Following graduation from Vanderbilt, she practiced law in Texarkana, Arkansas for a year before returning to Tennessee and married Albert Gore Sr on April 17, 1937. She practiced in oil and gas law and also divorce law, being one of the first women to practice law in those fields.

== Political wife 1937–1970 ==
Al Gore Sr. was a rising man in the Tennessee political system when he married Pauline LaFon. He was appointed State Labor Commissioner later the same year and was elected to Congress a year later. The Gores' elder child Nancy LaFon Gore Hunger was born in 1938 as well.

When Al Gore Sr., was elected to Congress in 1938, it was traditional for political wives to stay in the background and not play an active role in their husbands' political lives. However, she took Eleanor Roosevelt as a role model and actively stumped for Gore's first campaign speaking at clubs and extensively canvassing in the rural parts of the electorate.

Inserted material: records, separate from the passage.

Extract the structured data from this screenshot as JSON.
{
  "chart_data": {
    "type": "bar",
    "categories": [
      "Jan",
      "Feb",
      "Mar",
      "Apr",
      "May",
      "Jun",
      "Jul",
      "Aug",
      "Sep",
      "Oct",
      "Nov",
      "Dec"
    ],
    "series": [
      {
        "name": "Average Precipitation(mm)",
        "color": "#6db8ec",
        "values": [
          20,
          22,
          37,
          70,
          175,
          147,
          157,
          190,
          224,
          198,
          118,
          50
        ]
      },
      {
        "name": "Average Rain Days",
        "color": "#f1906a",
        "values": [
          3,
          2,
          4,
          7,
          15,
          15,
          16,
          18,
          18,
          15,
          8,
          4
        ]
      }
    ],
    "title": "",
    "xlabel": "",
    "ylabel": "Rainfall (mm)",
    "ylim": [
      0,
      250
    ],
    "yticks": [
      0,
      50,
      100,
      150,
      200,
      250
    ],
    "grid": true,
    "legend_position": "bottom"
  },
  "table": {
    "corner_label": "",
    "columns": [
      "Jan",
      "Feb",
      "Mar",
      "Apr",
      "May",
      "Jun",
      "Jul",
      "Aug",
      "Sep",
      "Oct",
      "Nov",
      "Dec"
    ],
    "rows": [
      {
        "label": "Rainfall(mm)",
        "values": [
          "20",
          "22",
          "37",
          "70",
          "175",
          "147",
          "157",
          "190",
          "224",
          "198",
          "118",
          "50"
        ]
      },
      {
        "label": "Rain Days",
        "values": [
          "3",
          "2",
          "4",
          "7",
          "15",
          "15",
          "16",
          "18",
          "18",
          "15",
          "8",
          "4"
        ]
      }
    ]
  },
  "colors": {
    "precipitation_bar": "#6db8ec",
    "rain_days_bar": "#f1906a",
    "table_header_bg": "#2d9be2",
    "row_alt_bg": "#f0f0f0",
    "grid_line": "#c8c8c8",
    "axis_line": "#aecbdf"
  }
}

Pauline Gore would play an active role in all of her husband's campaigns as his closest adviser. In 1952, Albert Gore Sr., ran for the Senate standing in the Democratic primary against Kenneth McKellar, who was the powerful chair of the Senate Appropriarions Committee. Due to his position, McKellar was in a strong position to win funding for Tennessee. In order to remind voters of his access in Washington, McKellar used the slogan "The thinking fellar votes McKellar". In order to counter this slogan, Pauline Gore suggested placing signs with the slogan "Think some more and vote for Gore" close by McKellar's signs. Albert Gore Sr. won the primary in what was an upset and the tactic played an important part in the victory.

The Gores' second child, Al Gore Jr., was born on March 31, 1948. During his childhood, the family would live in Washington for much of the year and return to the family home in Carthage, Tennessee for the summer. Al Gore often referred to her as his "greatest teacher". Pauline Gore was influential in many committees of Senators' wives when she was in Washington.

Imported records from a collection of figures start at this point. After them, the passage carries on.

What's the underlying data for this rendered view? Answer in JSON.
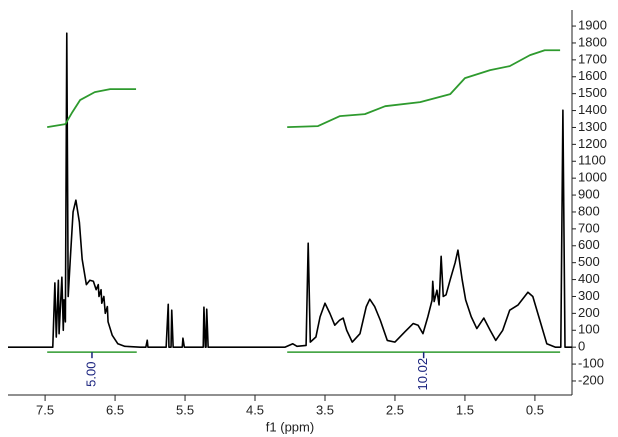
{
  "chart_data": {
    "type": "line",
    "xlabel": "f1 (ppm)",
    "xreversed": true,
    "xlim": [
      8.03,
      -0.03
    ],
    "xticks": [
      7.5,
      6.5,
      5.5,
      4.5,
      3.5,
      2.5,
      1.5,
      0.5
    ],
    "ylim": [
      -283,
      1995
    ],
    "yticks": [
      -200,
      -100,
      0,
      100,
      200,
      300,
      400,
      500,
      600,
      700,
      800,
      900,
      1000,
      1100,
      1200,
      1300,
      1400,
      1500,
      1600,
      1700,
      1800,
      1900
    ],
    "series": [
      {
        "color": "#000000",
        "x": [
          8.03,
          7.5,
          7.39,
          7.36,
          7.34,
          7.31,
          7.3,
          7.26,
          7.24,
          7.23,
          7.21,
          7.19,
          7.17,
          7.14,
          7.1,
          7.06,
          7.01,
          6.97,
          6.91,
          6.86,
          6.81,
          6.77,
          6.74,
          6.73,
          6.7,
          6.69,
          6.66,
          6.64,
          6.61,
          6.6,
          6.54,
          6.46,
          6.36,
          6.14,
          6.06,
          6.04,
          6.03,
          5.77,
          5.74,
          5.73,
          5.7,
          5.69,
          5.67,
          5.54,
          5.53,
          5.51,
          5.24,
          5.23,
          5.21,
          5.2,
          5.19,
          5.17,
          4.07,
          3.96,
          3.9,
          3.77,
          3.74,
          3.71,
          3.63,
          3.57,
          3.5,
          3.43,
          3.36,
          3.29,
          3.24,
          3.19,
          3.11,
          3.0,
          2.91,
          2.86,
          2.79,
          2.71,
          2.61,
          2.5,
          2.36,
          2.24,
          2.17,
          2.1,
          2.03,
          1.97,
          1.96,
          1.94,
          1.9,
          1.87,
          1.84,
          1.81,
          1.77,
          1.71,
          1.64,
          1.6,
          1.54,
          1.49,
          1.41,
          1.33,
          1.23,
          1.14,
          1.06,
          0.96,
          0.86,
          0.74,
          0.6,
          0.53,
          0.43,
          0.33,
          0.21,
          0.13,
          0.1,
          0.07,
          -0.03
        ],
        "values": [
          0,
          0,
          0,
          380,
          60,
          396,
          80,
          414,
          100,
          280,
          150,
          1858,
          300,
          520,
          800,
          870,
          740,
          520,
          370,
          396,
          390,
          340,
          370,
          300,
          340,
          260,
          300,
          200,
          240,
          150,
          70,
          20,
          5,
          0,
          0,
          41,
          0,
          0,
          254,
          0,
          0,
          219,
          0,
          0,
          53,
          0,
          0,
          237,
          0,
          0,
          225,
          0,
          0,
          20,
          5,
          10,
          615,
          30,
          60,
          180,
          260,
          200,
          130,
          160,
          172,
          100,
          30,
          80,
          240,
          284,
          240,
          160,
          40,
          30,
          90,
          140,
          130,
          80,
          180,
          278,
          390,
          270,
          337,
          250,
          538,
          300,
          310,
          400,
          500,
          574,
          400,
          280,
          180,
          110,
          172,
          100,
          40,
          100,
          219,
          250,
          325,
          300,
          160,
          20,
          0,
          0,
          1402,
          0,
          0
        ]
      },
      {
        "color": "#2e9a2e",
        "x": [
          7.47,
          7.21,
          7.11,
          7.0,
          6.79,
          6.57,
          6.2
        ],
        "values": [
          1302,
          1320,
          1391,
          1462,
          1509,
          1527,
          1527
        ]
      },
      {
        "color": "#2e9a2e",
        "x": [
          4.04,
          3.6,
          3.29,
          2.93,
          2.64,
          2.14,
          1.71,
          1.5,
          1.14,
          0.86,
          0.57,
          0.36,
          0.14
        ],
        "values": [
          1302,
          1308,
          1367,
          1379,
          1426,
          1450,
          1497,
          1592,
          1639,
          1663,
          1728,
          1757,
          1757
        ]
      }
    ],
    "integrals": [
      {
        "from": 7.47,
        "to": 6.19,
        "label": "5.00"
      },
      {
        "from": 4.04,
        "to": 0.14,
        "label": "10.02"
      }
    ]
  }
}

During Albert Gore Sr's career as a Senator, Pauline Gore was one of his closest advisers. Her views were influential in Al Gore's decision not to sign the "Southern Declaration on Integration" opposing desegregation issued in 1956 by all but three southern Senators. Al Gore Sr. was briefly a candidate for the Democratic nomination as Vice-President but bowed out in favour of fellow Tennessee Senator Estes Kefauver who was nominated. Later on, she advised her husband to oppose the Vietnam War, which was highly controversial in the electorate.

== Lawyer, mother, and grandmother 1970–2004 ==
After the defeat of her husband, Pauline Gore resumed her law career in Washington. Her husband joined with her in establishing a law firm together. She later became the managing partner of Peabody, Rivlin, Gore, Claudous and Brashares, a large law firm in Washington, and became a mentor to young women starting their legal careers.

Al Gore Jr. ran for election to Congress in 1976, and Pauline Gore campaigned for him. She would help in most of his campaigns, although she would not play as active a role in his political career as she did in her husband's career. She also offered counsel to Phil Bredesen, later mayor of Nashville.

She campaigned for Al Gore Jr. in 1988 in his unsuccessful bid to become the Democratic nominee for President. In 1992, she joined her husband in campaigning for the Clinton-Gore ticket on a seven-week bus trip across the United States with many visits to senior citizens' clubs.

She had a mild stroke in 1993 and had a heart attack in 1995. Albert Gore Sr. died on December 5, 1998. After receiving a humanitarian award in 1998, she established a scholarship fund for residents of Smith County, Tennessee to enable poor people from that county to attend college. In 1999, the Vanderbilt University law school named her as its Distinguished Alumna for the year, the first woman to be so honored. She died in her sleep at her home in Carthage on December 15, 2004.